Enhancing the Outcome Reward-based RL Training of MLLMs with Self-Consistency Sampling

Jiahao Wang, Weiye Xu, Aijun Yang, Wengang Zhou, Lewei Lu, Houqiang Li, Xiaohua Wang, Jinguo Zhu

Xi'an Jiaotong University· University of Science and Technology of China· Shanghai Artificial Intelligence Laboratory· SenseTime Research

Self-Consistency Outcome Reward-based RL MLLM

⋅ NeurIPS ⋅ Poster ⋅OpenReview

Abstract

Outcome-reward reinforcement learning (RL) is a common—and increasingly significant—way to refine the step-by-step reasoning of multimodal large language models (MLLMs). In the multiple-choice setting—a dominant format for multimodal reasoning benchmarks—the paradigm faces a significant yet often overlooked obstacle: unfaithful trajectories that guess the correct option after a faulty chain of thought receive the same reward as genuine reasoning, which is a flaw that cannot be ignored.

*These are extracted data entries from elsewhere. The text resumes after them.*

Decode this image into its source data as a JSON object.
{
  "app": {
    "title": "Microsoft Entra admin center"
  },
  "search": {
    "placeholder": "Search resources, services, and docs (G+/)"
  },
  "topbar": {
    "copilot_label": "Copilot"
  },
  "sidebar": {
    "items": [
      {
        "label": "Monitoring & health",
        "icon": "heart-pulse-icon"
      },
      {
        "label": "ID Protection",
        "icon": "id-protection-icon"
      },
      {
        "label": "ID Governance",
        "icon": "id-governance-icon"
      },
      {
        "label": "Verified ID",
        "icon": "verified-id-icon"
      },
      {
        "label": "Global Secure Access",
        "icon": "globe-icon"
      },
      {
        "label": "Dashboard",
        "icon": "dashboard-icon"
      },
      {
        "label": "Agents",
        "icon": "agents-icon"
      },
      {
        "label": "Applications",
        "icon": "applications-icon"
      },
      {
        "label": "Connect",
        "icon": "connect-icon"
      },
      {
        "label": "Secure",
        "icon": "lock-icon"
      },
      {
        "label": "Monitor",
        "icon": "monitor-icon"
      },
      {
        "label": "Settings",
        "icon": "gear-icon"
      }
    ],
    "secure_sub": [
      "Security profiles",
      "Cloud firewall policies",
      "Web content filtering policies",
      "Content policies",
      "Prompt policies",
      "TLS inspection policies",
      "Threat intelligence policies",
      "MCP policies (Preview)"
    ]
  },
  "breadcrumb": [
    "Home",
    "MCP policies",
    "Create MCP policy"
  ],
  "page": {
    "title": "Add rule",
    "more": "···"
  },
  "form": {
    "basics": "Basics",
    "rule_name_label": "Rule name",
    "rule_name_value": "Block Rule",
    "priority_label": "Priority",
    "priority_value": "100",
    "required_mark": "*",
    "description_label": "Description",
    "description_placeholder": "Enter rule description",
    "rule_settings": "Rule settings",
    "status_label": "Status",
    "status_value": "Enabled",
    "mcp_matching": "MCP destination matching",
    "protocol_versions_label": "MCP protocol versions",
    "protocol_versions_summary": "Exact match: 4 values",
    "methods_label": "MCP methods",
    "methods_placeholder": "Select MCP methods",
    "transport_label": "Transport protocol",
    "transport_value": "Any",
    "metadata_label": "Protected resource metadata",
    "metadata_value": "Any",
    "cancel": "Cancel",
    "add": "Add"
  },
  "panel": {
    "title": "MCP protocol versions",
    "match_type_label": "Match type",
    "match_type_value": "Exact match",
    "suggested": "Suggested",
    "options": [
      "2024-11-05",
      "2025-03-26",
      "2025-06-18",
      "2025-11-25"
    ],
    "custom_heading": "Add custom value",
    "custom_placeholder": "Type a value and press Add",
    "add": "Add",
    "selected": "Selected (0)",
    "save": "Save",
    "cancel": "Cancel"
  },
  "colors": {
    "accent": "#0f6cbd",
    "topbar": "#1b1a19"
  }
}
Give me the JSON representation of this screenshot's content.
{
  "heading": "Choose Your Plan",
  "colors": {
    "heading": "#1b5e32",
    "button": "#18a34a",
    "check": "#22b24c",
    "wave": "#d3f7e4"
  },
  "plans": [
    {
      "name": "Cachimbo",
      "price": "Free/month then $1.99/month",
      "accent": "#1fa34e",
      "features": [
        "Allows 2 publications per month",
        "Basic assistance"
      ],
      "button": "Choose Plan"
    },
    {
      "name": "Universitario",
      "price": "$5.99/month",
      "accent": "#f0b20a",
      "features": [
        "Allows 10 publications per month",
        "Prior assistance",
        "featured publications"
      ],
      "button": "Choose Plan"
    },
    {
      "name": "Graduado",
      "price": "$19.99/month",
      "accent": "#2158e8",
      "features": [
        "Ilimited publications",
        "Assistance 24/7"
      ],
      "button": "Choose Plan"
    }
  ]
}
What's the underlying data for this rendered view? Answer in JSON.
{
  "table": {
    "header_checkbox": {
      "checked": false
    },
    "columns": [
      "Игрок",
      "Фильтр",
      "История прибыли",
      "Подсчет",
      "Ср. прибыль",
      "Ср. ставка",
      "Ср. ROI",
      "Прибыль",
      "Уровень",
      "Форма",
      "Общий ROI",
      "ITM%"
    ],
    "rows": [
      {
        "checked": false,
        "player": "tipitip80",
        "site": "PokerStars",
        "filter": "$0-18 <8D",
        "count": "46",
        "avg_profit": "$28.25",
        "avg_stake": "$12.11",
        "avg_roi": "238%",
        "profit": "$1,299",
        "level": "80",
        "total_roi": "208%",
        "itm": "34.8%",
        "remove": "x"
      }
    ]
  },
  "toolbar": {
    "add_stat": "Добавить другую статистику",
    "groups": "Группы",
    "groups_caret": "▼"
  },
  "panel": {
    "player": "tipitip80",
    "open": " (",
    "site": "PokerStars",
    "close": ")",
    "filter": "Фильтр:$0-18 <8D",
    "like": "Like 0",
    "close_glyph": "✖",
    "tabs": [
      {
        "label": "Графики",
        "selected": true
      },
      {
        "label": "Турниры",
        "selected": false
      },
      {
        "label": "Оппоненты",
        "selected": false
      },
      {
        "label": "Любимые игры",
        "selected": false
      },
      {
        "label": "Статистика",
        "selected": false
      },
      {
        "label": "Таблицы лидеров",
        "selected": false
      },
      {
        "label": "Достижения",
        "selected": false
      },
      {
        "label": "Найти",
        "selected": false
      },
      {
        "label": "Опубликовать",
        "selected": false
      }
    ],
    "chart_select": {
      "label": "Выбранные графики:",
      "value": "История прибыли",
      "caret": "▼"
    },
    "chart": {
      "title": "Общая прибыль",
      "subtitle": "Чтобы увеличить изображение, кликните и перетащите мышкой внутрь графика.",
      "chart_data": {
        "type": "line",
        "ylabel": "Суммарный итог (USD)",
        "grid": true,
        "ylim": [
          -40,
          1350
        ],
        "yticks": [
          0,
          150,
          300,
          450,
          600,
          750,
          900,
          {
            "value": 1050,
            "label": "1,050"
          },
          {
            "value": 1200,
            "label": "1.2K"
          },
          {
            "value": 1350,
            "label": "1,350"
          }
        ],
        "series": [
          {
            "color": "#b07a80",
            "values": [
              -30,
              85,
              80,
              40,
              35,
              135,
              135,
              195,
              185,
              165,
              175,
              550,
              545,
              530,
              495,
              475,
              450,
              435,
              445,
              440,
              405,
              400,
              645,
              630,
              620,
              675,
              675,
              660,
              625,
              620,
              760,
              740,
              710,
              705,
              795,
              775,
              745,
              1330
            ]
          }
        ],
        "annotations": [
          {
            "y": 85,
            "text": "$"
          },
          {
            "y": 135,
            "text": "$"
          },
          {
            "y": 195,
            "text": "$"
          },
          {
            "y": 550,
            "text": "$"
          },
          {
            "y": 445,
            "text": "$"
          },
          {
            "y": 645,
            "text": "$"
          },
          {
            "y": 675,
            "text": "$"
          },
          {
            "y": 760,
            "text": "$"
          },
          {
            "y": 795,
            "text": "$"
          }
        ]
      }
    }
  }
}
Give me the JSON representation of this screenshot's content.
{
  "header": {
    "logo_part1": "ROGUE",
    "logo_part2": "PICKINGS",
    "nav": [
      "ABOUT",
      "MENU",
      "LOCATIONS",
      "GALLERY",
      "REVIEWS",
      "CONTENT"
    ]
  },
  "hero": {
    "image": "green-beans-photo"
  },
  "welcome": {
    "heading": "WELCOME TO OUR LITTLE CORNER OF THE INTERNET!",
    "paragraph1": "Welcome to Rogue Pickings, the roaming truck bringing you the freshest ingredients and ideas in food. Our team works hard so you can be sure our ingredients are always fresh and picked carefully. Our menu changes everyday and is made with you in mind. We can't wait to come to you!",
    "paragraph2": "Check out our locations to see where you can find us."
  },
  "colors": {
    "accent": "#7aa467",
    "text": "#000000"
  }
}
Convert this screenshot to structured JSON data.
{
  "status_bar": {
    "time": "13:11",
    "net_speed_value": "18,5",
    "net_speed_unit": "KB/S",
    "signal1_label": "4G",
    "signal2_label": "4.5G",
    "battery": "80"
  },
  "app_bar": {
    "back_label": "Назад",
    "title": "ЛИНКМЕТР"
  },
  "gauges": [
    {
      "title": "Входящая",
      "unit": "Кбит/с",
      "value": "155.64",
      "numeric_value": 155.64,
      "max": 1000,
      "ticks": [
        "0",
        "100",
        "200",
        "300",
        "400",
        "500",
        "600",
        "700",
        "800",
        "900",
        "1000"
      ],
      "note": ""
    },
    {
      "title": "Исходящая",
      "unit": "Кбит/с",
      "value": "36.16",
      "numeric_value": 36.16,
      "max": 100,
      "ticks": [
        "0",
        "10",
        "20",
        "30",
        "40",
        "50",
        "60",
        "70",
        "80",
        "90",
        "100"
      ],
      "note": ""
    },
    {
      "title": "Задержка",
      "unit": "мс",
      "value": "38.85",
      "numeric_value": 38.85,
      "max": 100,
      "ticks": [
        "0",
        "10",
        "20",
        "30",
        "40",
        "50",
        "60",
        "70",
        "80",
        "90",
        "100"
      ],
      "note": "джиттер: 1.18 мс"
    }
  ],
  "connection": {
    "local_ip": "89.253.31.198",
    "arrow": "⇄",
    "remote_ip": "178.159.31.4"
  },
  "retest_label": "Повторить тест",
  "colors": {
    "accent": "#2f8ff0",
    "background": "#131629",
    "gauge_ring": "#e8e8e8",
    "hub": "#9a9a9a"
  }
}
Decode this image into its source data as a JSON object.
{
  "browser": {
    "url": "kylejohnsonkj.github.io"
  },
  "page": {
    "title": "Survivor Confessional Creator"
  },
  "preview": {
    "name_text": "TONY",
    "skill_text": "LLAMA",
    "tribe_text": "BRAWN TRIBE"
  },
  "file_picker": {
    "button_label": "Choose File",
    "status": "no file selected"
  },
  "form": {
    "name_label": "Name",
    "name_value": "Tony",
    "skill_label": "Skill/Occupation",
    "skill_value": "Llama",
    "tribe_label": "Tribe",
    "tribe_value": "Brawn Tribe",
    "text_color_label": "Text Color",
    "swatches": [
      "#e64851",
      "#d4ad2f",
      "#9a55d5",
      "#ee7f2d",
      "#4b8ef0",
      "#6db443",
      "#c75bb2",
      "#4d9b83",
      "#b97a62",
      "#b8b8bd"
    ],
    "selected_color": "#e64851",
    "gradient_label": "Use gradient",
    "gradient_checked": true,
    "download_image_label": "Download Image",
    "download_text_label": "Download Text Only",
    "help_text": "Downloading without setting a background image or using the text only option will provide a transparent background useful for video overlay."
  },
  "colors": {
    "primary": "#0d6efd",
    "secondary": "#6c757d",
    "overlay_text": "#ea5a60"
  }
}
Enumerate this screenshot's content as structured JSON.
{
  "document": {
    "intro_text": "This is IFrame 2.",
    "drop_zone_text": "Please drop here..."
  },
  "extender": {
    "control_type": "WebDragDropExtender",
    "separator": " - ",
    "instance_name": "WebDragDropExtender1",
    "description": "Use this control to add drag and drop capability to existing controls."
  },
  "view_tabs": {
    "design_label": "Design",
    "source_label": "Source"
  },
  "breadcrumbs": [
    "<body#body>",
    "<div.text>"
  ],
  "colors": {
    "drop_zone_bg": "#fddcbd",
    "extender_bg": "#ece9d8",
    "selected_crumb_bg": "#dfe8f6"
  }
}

We propose Self-Consistency Sampling (SCS) to correct this issue. For each question, SCS (i) introduces small visual perturbations and (ii) performs repeated truncation-and-resampling of a reference trajectory; agreement among the resulting trajectories yields a differentiable consistency score that down-weights unreliable traces during policy updates.

Plugging SCS into RLOO, GRPO, REINFORCE++ series improves accuracy by up to 7.7 percentage points on six multimodal benchmarks with negligible extra computation, offering a simple, general remedy for outcome-reward RL in MLLMs.